Even if we don’t always realize it, every day we are faced with a multitude of real and imaginary demands which can end up affecting our health and personal well-being.
The individual who faces these demands – that is, the way we solve problems – is of great importance in maintaining personal balance.
The consequences of coping styles
Several studies have analyzed the effects of the coping styles we use in unfavorable situationsand they come to the conclusion that we face challenges with varying degrees of success depending on the traits that make up our personality.
For example, an emotion-focused coping style that includes distancing, self-control, seeking social support, evasion, accepting responsibility, and positive reassessment will be more beneficial than one. adjustment that includes isolation, guilt, fear and negative reassessment. The way we deal with our emotions in these difficult situations will manifest itself in either stability or emotional instability.
The importance of self-knowledge in the face of everyday challenges
Knowing yourself has been one of the great challenges posed since antiquity; therefore, current science has designed sophisticated personality tests perfected with certain mathematical algorithms and of course always subject to the interpretation of an expert professional.
Currently, the instruments that can help us the most in the process of improving therapy are personality tests and anxiety scales.
To measure personality structure, the most widely used model is the five-factor model, using the NE0 PI-R personality inventory (Costa and McCrae, 2008). This test is one of the most prestigious tools for the assessment of non-pathological personality and has become one of the most used tools in various fields. It consists of 240 questions that are answered on a scale of five response options and assess the five main personality factors: neuroticism, extroversion, openness, kindness and responsibility.
The pillars of personality
The five-factor model of personality traits was an important novelty in personality research, and the results obtained from tests based on this have led to new avenues of knowledge in personality theories.
These theories place paramount importance on the traits that make up a given personality typology and also address the influence of the social and cultural environment on the evolution of the trait structure that defines us as unique individuals.
On another side, to measure the degree of anxiety, the most used instrument is the STAI questionnaire (Spielberger, Gorsuch & Lushene, 2011).
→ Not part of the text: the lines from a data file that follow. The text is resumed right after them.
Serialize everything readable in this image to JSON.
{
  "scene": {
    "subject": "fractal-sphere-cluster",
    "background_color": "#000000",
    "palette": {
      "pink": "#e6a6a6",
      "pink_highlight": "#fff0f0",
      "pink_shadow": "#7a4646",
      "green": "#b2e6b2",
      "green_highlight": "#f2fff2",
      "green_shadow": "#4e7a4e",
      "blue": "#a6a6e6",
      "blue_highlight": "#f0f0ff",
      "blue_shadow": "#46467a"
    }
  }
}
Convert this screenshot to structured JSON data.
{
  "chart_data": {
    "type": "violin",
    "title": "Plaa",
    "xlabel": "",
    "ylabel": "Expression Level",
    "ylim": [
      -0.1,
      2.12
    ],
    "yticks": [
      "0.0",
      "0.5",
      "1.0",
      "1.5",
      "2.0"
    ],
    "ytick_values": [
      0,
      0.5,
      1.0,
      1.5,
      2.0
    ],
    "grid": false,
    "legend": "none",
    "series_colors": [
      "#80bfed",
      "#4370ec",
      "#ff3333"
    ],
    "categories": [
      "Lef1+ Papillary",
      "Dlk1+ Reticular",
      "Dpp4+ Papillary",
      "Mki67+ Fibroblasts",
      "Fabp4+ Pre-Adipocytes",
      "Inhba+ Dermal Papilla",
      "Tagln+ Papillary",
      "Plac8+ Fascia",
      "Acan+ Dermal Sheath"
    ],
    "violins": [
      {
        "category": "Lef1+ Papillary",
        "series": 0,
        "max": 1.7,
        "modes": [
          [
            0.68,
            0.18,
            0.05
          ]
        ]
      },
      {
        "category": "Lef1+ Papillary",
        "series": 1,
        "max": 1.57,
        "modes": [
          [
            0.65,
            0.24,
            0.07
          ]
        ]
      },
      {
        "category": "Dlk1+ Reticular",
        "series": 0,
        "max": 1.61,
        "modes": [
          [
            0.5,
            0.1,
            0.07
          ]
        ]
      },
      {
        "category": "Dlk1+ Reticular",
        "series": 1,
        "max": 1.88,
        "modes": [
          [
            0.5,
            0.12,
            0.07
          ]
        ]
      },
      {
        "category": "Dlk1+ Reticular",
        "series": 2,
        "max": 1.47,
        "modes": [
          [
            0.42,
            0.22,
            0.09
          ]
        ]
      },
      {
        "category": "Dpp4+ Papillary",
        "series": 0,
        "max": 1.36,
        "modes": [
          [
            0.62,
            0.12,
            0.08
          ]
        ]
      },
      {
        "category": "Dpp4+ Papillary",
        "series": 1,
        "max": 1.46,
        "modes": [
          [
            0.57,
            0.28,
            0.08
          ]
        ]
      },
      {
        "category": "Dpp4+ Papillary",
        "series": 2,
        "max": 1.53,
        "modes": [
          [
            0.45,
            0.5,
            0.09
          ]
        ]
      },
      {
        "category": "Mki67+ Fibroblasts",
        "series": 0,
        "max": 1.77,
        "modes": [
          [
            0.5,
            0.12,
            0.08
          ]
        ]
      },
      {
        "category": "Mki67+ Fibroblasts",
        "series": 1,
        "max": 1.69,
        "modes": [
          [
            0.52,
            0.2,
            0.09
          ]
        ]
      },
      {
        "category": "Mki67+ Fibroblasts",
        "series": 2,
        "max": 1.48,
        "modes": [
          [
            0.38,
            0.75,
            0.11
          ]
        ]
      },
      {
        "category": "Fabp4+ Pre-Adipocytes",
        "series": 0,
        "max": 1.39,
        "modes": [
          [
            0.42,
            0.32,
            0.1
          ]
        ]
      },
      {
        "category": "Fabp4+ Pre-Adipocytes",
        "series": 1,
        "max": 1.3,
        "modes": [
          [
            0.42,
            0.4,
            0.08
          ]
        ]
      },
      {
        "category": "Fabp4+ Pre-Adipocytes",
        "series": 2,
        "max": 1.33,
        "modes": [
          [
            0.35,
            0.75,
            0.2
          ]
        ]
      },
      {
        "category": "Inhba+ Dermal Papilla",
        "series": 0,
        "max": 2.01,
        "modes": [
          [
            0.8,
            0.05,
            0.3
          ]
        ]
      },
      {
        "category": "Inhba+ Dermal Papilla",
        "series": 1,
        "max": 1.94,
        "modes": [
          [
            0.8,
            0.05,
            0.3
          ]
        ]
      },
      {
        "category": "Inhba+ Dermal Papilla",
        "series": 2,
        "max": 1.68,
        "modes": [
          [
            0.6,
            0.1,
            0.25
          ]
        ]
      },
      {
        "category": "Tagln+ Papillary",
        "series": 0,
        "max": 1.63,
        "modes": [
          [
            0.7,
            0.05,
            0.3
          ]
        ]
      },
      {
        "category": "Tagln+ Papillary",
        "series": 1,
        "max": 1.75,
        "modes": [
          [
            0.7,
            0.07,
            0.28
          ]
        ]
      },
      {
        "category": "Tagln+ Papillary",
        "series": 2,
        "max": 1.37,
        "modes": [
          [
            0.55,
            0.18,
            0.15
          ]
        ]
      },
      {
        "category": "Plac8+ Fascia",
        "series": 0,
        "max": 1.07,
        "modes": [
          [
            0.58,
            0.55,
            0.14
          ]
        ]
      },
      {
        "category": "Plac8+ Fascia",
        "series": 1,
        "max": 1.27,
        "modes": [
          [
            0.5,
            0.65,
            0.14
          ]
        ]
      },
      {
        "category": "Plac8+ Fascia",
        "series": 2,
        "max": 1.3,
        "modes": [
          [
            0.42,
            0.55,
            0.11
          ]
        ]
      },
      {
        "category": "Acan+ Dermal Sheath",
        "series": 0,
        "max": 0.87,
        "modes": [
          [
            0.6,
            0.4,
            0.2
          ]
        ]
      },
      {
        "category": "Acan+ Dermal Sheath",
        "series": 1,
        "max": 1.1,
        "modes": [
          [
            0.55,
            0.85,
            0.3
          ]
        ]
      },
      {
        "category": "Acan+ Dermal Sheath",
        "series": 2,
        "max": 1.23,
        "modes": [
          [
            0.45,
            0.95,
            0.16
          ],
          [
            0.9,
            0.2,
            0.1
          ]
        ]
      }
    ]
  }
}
This test assesses two independent concepts of anxiety and consists of two sections of 20 questions each. The first analyzes anxiety as a state (A / E) and the second analyzes anxiety as a trait (A / R). It is filled with a scale with four answer options for each question. The results provide us with information on two independent concepts of anxiety.
The first is defined as a state of transient emotional anxiety (A / E) and which depends on the circumstances of the time the test is taken. The second gives us the data of a stable trait (A / R) and which characterizes individuals who tend to perceive situations as more or less threatening.
The influence of personality on coping styles
The first trait evaluated by NEO-PIR is neuroticism, and it defines this concept as the innate tendency to exhibit emotional stability or instability. Much research has investigated the relationship between our personality traits and the levels of anxiety experienced. Correlations found between neurosis factor and trait and state anxiety indicate that high levels of neurosis factor and its corresponding facets correspond to high scores on trait and state anxiety.
People with a high trait of neuroticism will use an emotion-focused approach to solve stressful situations, which can lead to long-term exhaustion due to continuous emotional wear and are manifested both by physical problems (infections, fatigue, pain …) and psychological problems (caries) , apathy, fear, doubts …).
Other personality traits that we want to know about before going into therapy are kindness and extroversion.. These personality traits assess traits of interpersonal tendencies. High scores on these factors define an affectionate, energetic and positive personality for interpersonal relationships.
Responsibility and Openness to experience, the two other characteristics that complement the “big five” respectively define the tendency to focus on achieving our goals and openness.
In short, the famous motto “know yourself” can be the key to regaining lost balance.